PAS’ move to the right is not just about ‘others’ but also about Muslims, and how the party is portraying the faith. For decades, PAS has propagated a view of Islam as conforming to conservative interpretations of law and behaviour. The focus on legal provisions of syariah emphasises punishment. When PAS engaged politically outside of its traditional base, ideas of fairness, justice and democracy entered into the rubric – strikingly missing in the recent muktamar discussions.
Islam is being portrayed negatively – follow rather than find, fault rather than forgive, and exclude rather than embrace. The reality is that this vision does not fit with many in the cosmopolitan Muslim community in Malaysia. PAS is not protecting the faith but pushing its own narrow version of the faith.
No passing of the baton
This ultra-religious nationalism is Hadi’s legacy. He continues to hold onto power. All the major leadership positions were uncontested in the party’s election, with only one new face as vice-president, Terengganu menteri besar Ahmad Samsuri Mokhtar (an expected rise given his strong performance in Terengganu) and a new ulama chief, Nik Muhammad Zawawi.

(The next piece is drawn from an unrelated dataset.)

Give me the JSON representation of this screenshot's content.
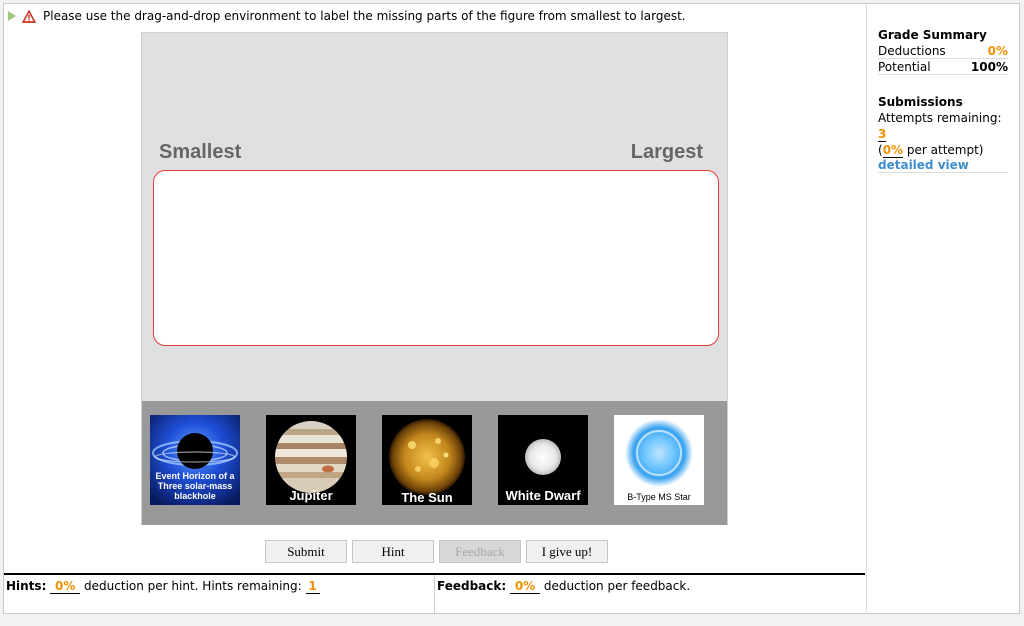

The central committee – with nine ulama and nine professionals – maintains a pattern of Hadi loyalists (not only to him but to his efforts in moving the party to its ultra-religious nationalist position) and speaks to the continued power of the East Coast in leading the party. For now, the party retains the Hadi brand.
This said, the election suggests the rise of new blood, different ideas and greater inclusion across Malaysia. There are more professionals in the youth leadership, with more cosmopolitan awareness. The question is whether they can offer different inputs and move the party away from the more extreme and precarious direction it is taking. Here too, PAS is in a waiting game.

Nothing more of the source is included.